Abbas recently submitted the reform program to donor countries, according to the Al Quds newspaper. The Fatah leader also reiterated his call to hold general elections and open them to all factions, in a bid to reconcile with the political wing of Hamas and return it under the control of the PLO.

Abbas spokesperson Nabil Abu Rudeineh said last week that were Hamas to win elections, Fatah would agree to hand it the government, sparking controversy.

Nabil Abu Rudeineh is sworn in as a deputy prime minister of the Palestinian Authority in Ramallah, on April 13, 2019. (Abbas Momani/AFP)

The terror group carried out a massive onslaught on Israel on October 7 in which it murdered some 1,200 people in the south of the country, most of them civilians, in acts of unspeakable brutality. Hamas and other terrorists also abducted 253 people of all ages, mostly civilians, into Gaza; 132 are still being held.

Israel responded with a military campaign with the stated goal of destroying Hamas, eradicating it from power in Gaza and releasing the hostages.

Elections in the Palestinian territories were last held in 2006, and were won by Hamas. The terror group staged a violent takeover of Gaza a year later, wresting it from the PA, which continued to be controlled by Abbas’s Fatah party. Abbas has perennially postponed elections since.

In preparation for the possibility that a revitalized Palestinian Authority will return to rule over the coastal strip, Al Quds reported that Ramallah has instructed its government departments to follow up on the work of the corresponding bodies run by Hamas in the coastal enclave.

Palestinians chant slogans and wave yellow Fatah movement flags during a rally marking the 18th anniversary of the death of Fatah founder and Palestinian Authority leader Yasser Arafat in Gaza City, Thursday, Nov. 10, 2022. (AP Photo/Fatima Shbair)

The reform plan further includes the appointment of new judges to the Palestinian Supreme Administrative Court and ambassadors to fill vacant seats, improvements to the Palestinian Anti-Corruption Commission, as well as legal changes to existing provisions in the tax code and competition legislation.

In addition, it will open the way for a restructuring and merger of some government departments, the establishment of a national water company and the completion of works to the water supply system in various areas of the West Bank.

The moves fall far short of a proposal pushed by the US and its allies in recent weeks that would transfer many of Abbas’s presidential powers to the prime minister, leaving the 88-year-old autocrat in a largely ceremonial role.

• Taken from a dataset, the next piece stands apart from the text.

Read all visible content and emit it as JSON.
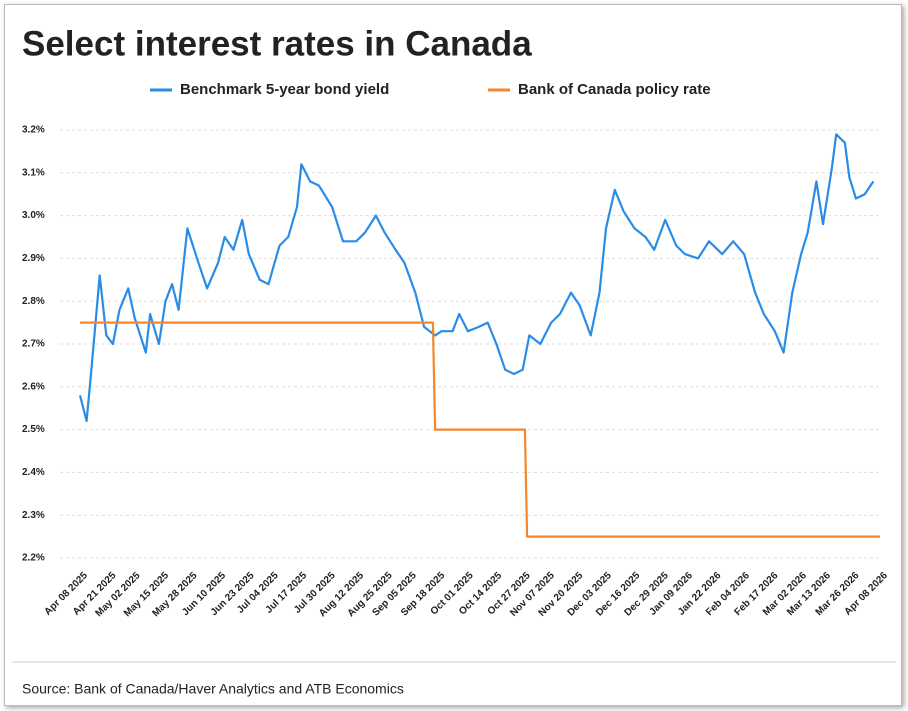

Palestinian Authority President Mahmoud Abbas meets with Spain’s Prime Minister Pedro Sanchez and Belgium’s Prime Minister Alexander De Croo in the West Bank city Ramallah, on Thursday, Nov. 23, 2023. (Alaa Badarneh/Pool via AP)

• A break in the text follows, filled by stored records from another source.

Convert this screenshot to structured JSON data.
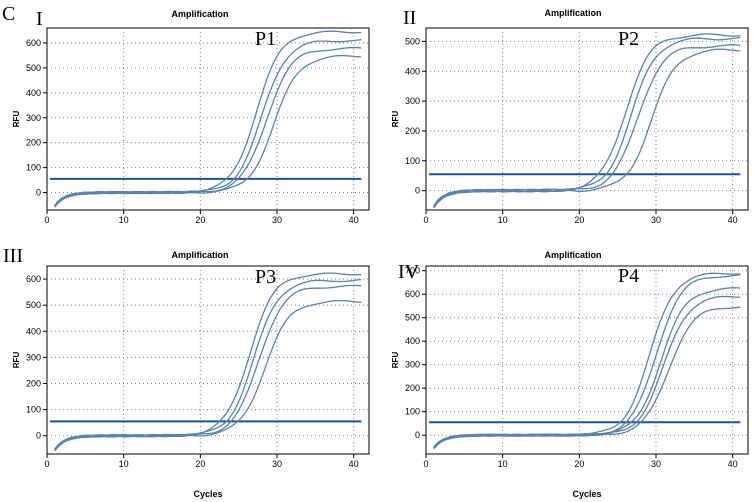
{
  "figure": {
    "panel_letter": "C",
    "colors": {
      "curve": "#5a82ad",
      "threshold": "#1e5591",
      "grid": "#7f7f7f",
      "axis": "#000000"
    }
  },
  "chart_data": [
    {
      "type": "line",
      "panel_label": "I",
      "sample_label": "P1",
      "title": "Amplification",
      "xlabel": "",
      "ylabel": "RFU",
      "xlim": [
        0,
        42
      ],
      "ylim": [
        -70,
        660
      ],
      "xticks": [
        0,
        10,
        20,
        30,
        40
      ],
      "yticks": [
        0,
        100,
        200,
        300,
        400,
        500,
        600
      ],
      "grid": true,
      "threshold": 55,
      "series": [
        {
          "name": "P1 curve 1",
          "plateau": 645,
          "ct": 27.3,
          "k": 0.62
        },
        {
          "name": "P1 curve 2",
          "plateau": 610,
          "ct": 28.0,
          "k": 0.62
        },
        {
          "name": "P1 curve 3",
          "plateau": 578,
          "ct": 28.6,
          "k": 0.62
        },
        {
          "name": "P1 curve 4",
          "plateau": 548,
          "ct": 29.6,
          "k": 0.62
        }
      ]
    },
    {
      "type": "line",
      "panel_label": "II",
      "sample_label": "P2",
      "title": "Amplification",
      "xlabel": "",
      "ylabel": "RFU",
      "xlim": [
        0,
        42
      ],
      "ylim": [
        -65,
        545
      ],
      "xticks": [
        0,
        10,
        20,
        30,
        40
      ],
      "yticks": [
        0,
        100,
        200,
        300,
        400,
        500
      ],
      "grid": true,
      "threshold": 55,
      "series": [
        {
          "name": "P2 curve 1",
          "plateau": 522,
          "ct": 26.0,
          "k": 0.62
        },
        {
          "name": "P2 curve 2",
          "plateau": 510,
          "ct": 26.8,
          "k": 0.62
        },
        {
          "name": "P2 curve 3",
          "plateau": 485,
          "ct": 27.6,
          "k": 0.62
        },
        {
          "name": "P2 curve 4",
          "plateau": 472,
          "ct": 29.4,
          "k": 0.62
        }
      ]
    },
    {
      "type": "line",
      "panel_label": "III",
      "sample_label": "P3",
      "title": "Amplification",
      "xlabel": "Cycles",
      "ylabel": "RFU",
      "xlim": [
        0,
        42
      ],
      "ylim": [
        -70,
        650
      ],
      "xticks": [
        0,
        10,
        20,
        30,
        40
      ],
      "yticks": [
        0,
        100,
        200,
        300,
        400,
        500,
        600
      ],
      "grid": true,
      "threshold": 55,
      "series": [
        {
          "name": "P3 curve 1",
          "plateau": 620,
          "ct": 26.4,
          "k": 0.62
        },
        {
          "name": "P3 curve 2",
          "plateau": 595,
          "ct": 27.0,
          "k": 0.62
        },
        {
          "name": "P3 curve 3",
          "plateau": 572,
          "ct": 27.6,
          "k": 0.62
        },
        {
          "name": "P3 curve 4",
          "plateau": 515,
          "ct": 28.4,
          "k": 0.62
        }
      ]
    },
    {
      "type": "line",
      "panel_label": "IV",
      "sample_label": "P4",
      "title": "Amplification",
      "xlabel": "Cycles",
      "ylabel": "RFU",
      "xlim": [
        0,
        42
      ],
      "ylim": [
        -80,
        720
      ],
      "xticks": [
        0,
        10,
        20,
        30,
        40
      ],
      "yticks": [
        0,
        100,
        200,
        300,
        400,
        500,
        600,
        700
      ],
      "grid": true,
      "threshold": 55,
      "series": [
        {
          "name": "P4 curve 1",
          "plateau": 690,
          "ct": 29.2,
          "k": 0.62
        },
        {
          "name": "P4 curve 2",
          "plateau": 680,
          "ct": 30.0,
          "k": 0.62
        },
        {
          "name": "P4 curve 3",
          "plateau": 625,
          "ct": 30.6,
          "k": 0.62
        },
        {
          "name": "P4 curve 4",
          "plateau": 592,
          "ct": 31.0,
          "k": 0.62
        },
        {
          "name": "P4 curve 5",
          "plateau": 548,
          "ct": 31.6,
          "k": 0.62
        }
      ]
    }
  ]
}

Critics say the reform package announced by Shtayyeh comprises little more than cosmetic measures aimed at appeasing the US administration and the international community

“It is just to give the impression that they are trying to do something,” said Samer Sinijlawi, a Palestinian political activist from East Jerusalem.

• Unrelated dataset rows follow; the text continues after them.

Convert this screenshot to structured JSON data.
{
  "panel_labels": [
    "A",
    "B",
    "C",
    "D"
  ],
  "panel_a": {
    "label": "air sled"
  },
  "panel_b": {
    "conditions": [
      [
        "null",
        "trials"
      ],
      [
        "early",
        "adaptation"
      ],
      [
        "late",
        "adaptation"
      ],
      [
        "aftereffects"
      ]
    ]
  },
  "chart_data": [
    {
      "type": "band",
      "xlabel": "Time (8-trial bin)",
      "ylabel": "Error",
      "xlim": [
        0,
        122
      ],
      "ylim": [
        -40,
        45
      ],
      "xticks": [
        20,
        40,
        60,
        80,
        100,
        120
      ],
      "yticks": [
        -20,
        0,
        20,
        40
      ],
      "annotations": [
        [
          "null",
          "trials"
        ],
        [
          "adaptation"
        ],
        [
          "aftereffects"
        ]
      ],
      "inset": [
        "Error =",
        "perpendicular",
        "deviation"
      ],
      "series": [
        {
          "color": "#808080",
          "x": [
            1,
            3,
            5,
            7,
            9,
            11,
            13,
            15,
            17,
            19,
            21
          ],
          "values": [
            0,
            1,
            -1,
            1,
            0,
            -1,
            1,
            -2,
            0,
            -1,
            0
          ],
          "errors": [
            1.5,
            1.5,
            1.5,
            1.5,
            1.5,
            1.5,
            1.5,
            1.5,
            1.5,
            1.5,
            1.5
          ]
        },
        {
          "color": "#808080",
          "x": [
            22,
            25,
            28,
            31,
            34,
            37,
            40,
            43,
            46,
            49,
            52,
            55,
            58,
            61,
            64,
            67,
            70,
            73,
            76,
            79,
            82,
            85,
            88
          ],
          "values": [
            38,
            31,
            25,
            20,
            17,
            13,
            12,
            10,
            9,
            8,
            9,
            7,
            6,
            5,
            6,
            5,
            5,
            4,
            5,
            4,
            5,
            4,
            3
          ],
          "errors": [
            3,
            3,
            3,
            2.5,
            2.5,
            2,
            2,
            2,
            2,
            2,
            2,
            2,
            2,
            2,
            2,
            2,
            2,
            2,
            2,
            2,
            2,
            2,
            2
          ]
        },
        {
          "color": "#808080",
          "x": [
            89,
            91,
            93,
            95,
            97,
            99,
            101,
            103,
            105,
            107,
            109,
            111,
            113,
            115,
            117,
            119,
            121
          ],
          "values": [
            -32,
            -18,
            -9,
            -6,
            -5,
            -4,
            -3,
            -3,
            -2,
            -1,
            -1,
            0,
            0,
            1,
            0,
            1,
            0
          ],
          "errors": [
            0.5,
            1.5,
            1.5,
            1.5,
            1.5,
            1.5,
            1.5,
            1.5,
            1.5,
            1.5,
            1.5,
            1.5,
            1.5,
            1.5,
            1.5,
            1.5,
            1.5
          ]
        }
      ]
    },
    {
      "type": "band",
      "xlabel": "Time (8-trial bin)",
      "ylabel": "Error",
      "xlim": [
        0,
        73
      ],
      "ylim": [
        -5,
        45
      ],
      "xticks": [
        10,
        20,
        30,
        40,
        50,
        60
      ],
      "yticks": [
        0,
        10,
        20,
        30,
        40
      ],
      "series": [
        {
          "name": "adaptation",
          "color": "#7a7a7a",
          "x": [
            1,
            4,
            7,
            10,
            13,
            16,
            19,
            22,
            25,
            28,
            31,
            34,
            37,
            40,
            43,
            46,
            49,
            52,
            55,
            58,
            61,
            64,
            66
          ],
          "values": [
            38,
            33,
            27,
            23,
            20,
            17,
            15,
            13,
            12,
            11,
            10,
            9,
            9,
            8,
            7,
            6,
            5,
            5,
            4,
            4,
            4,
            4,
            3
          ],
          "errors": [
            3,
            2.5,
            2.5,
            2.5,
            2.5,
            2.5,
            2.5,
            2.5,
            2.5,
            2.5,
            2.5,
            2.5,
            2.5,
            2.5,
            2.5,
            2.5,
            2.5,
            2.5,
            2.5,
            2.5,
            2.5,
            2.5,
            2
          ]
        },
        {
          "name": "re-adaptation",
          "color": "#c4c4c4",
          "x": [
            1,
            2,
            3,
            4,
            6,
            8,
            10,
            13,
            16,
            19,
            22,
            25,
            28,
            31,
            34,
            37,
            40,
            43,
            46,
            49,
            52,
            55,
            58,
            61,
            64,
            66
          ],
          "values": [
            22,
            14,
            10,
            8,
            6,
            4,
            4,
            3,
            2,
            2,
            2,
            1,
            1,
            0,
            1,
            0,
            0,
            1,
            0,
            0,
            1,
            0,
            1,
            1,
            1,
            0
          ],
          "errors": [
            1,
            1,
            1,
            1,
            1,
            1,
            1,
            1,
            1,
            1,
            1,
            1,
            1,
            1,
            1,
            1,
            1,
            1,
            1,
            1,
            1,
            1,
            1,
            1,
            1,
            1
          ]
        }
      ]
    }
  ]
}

“Nearly every year, [Palestinian Prime Minister] Muhammad Shtayyeh announces a plan of reforms,” said Sinijlawi, recalling that Ramallah submitted a comprehensive 21-point reform agenda to European donor countries in Brussels in May 2022, which also contained improvements to the administration, healthcare, and the economic, legal and educational systems.

“The Palestinian people, before the Americans, should have a say in this. Polls show that 90 percent of the Palestinians say Abbas should leave. So the minimum we should expect is for Abbas to hand over all his powers to a strong, reliable, accountable, trustworthy prime minister that can bring Gaza and the West Bank together, that can restore unity inside Fatah and bring an end to internal divisions. These are the reforms Palestinians are expecting to see.”

Svetlova echoed the criticism.

“It’s hard to believe it’s a real deal,” she said. “To reform [the Palestinian Authority], they need to get rid of all the corrupt apparatus that is leading it, start building new state institutions, and opt for elections.”